Past leader Ed Broadbent’s interventions in support of Topp, as the only one carrying the social democratic banner, misread what is actually happening with the democratization and greening of the NDP, post-Jack Layton. It’s probably no accident that both Premiers Romanow and Calvert endorsed Topp. The historic crisis facing Canada under Harper’s rule, however, can’t be resolved by staying the course; certainly not along the lines of the longest-governing, Saskatchewan NDP.

GREENING THE NDP

The NDP has been slow to “green”. This in part results from social democratic ideology seeing social justice as simply redistributing the fruits of capitalist industrialization.

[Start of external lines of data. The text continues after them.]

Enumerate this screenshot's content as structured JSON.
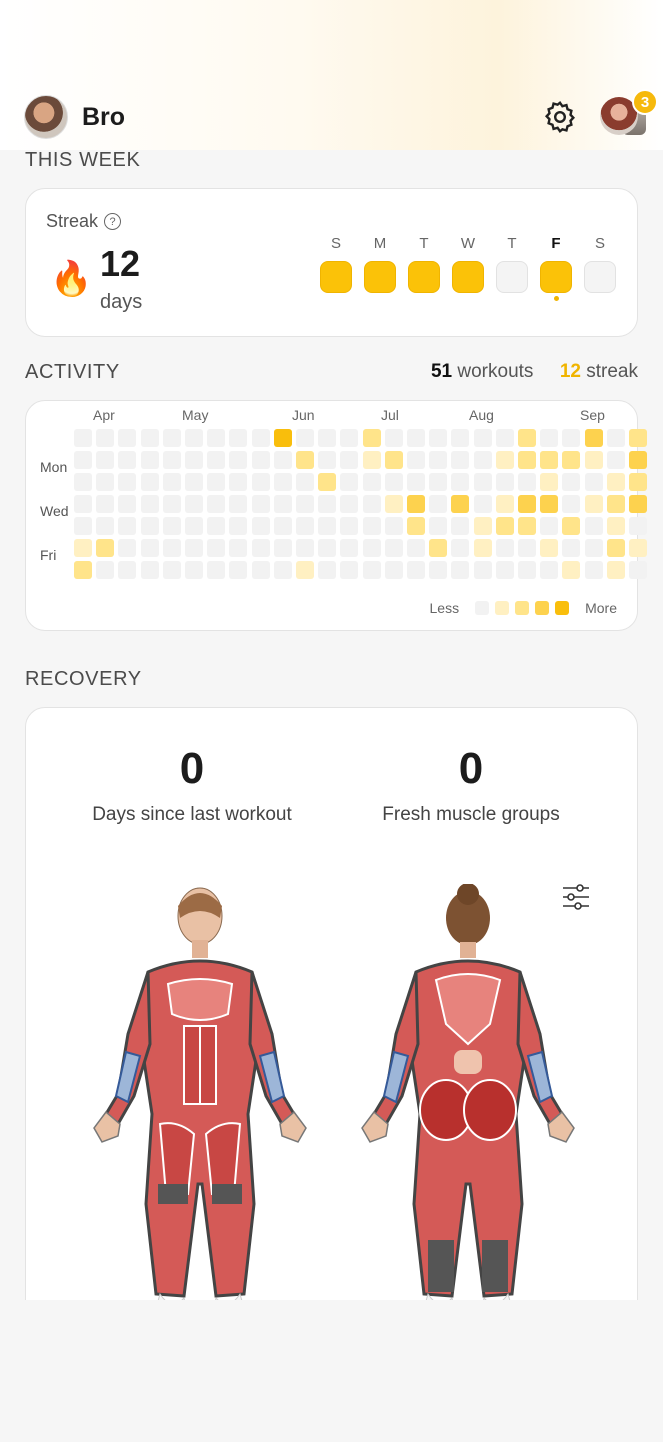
{
  "header": {
    "username": "Bro",
    "notification_count": "3"
  },
  "this_week": {
    "section_title": "THIS WEEK",
    "streak_label": "Streak",
    "streak_value": "12",
    "streak_unit": "days",
    "days": [
      {
        "letter": "S",
        "done": true,
        "today": false
      },
      {
        "letter": "M",
        "done": true,
        "today": false
      },
      {
        "letter": "T",
        "done": true,
        "today": false
      },
      {
        "letter": "W",
        "done": true,
        "today": false
      },
      {
        "letter": "T",
        "done": false,
        "today": false
      },
      {
        "letter": "F",
        "done": true,
        "today": true
      },
      {
        "letter": "S",
        "done": false,
        "today": false
      }
    ]
  },
  "activity": {
    "section_title": "ACTIVITY",
    "workouts_count": "51",
    "workouts_label": "workouts",
    "streak_count": "12",
    "streak_label": "streak",
    "months": [
      "Apr",
      "May",
      "Jun",
      "Jul",
      "Aug",
      "Sep"
    ],
    "weekday_labels": [
      "Mon",
      "Wed",
      "Fri"
    ],
    "legend_less": "Less",
    "legend_more": "More",
    "levels_colors": [
      "#f2f2f2",
      "#fff0c2",
      "#ffe48a",
      "#fdd24e",
      "#f9be0c"
    ],
    "heatmap": [
      [
        0,
        0,
        0,
        0,
        0,
        0,
        0,
        0,
        0,
        4,
        0,
        0,
        0,
        2,
        0,
        0,
        0,
        0,
        0,
        0,
        2,
        0,
        0,
        3,
        0,
        2
      ],
      [
        0,
        0,
        0,
        0,
        0,
        0,
        0,
        0,
        0,
        0,
        2,
        0,
        0,
        1,
        2,
        0,
        0,
        0,
        0,
        1,
        2,
        2,
        2,
        1,
        0,
        3
      ],
      [
        0,
        0,
        0,
        0,
        0,
        0,
        0,
        0,
        0,
        0,
        0,
        2,
        0,
        0,
        0,
        0,
        0,
        0,
        0,
        0,
        0,
        1,
        0,
        0,
        1,
        2
      ],
      [
        0,
        0,
        0,
        0,
        0,
        0,
        0,
        0,
        0,
        0,
        0,
        0,
        0,
        0,
        1,
        3,
        0,
        3,
        0,
        1,
        3,
        3,
        0,
        1,
        2,
        3
      ],
      [
        0,
        0,
        0,
        0,
        0,
        0,
        0,
        0,
        0,
        0,
        0,
        0,
        0,
        0,
        0,
        2,
        0,
        0,
        1,
        2,
        2,
        0,
        2,
        0,
        1,
        0
      ],
      [
        1,
        2,
        0,
        0,
        0,
        0,
        0,
        0,
        0,
        0,
        0,
        0,
        0,
        0,
        0,
        0,
        2,
        0,
        1,
        0,
        0,
        1,
        0,
        0,
        2,
        1
      ],
      [
        2,
        0,
        0,
        0,
        0,
        0,
        0,
        0,
        0,
        0,
        1,
        0,
        0,
        0,
        0,
        0,
        0,
        0,
        0,
        0,
        0,
        0,
        1,
        0,
        1,
        0
      ]
    ]
  },
  "recovery": {
    "section_title": "RECOVERY",
    "days_since": "0",
    "days_since_label": "Days since last workout",
    "fresh_groups": "0",
    "fresh_groups_label": "Fresh muscle groups"
  }
}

There are serious matters of value and policy to resolve here if Canada is to become governed by a progressive majority. One example: though the federal NDP membership overwhelmingly supports phasing-out nuclear power, it was an NDP government using social democratic justifications like public ownership of resources that propelled Saskatchewan to be the largest uranium-exporting region on the planet. This was rationalized as “jobs and growth at any cost” much as Harper rationalizes the Northern Gateway pipeline. Another example: while NDP leadership candidates all attacked Harper’s science-denying on climate change, the highest per capita greenhouse gases in all Canada are in Saskatchewan where NDP governments for decades oversaw the crown expansion of coal plants and export of nuclear fuel.

NDP self-righteousness can itself be deceptive. And, yes, of course we can and should still take pride for being the founding province for Medicare. But that happened almost 50 years ago just after the NDP was formed. There remains much to sort out inside and outside the NDP if Mulcair’s victory is to be a step along the road to a majority-voting realignment.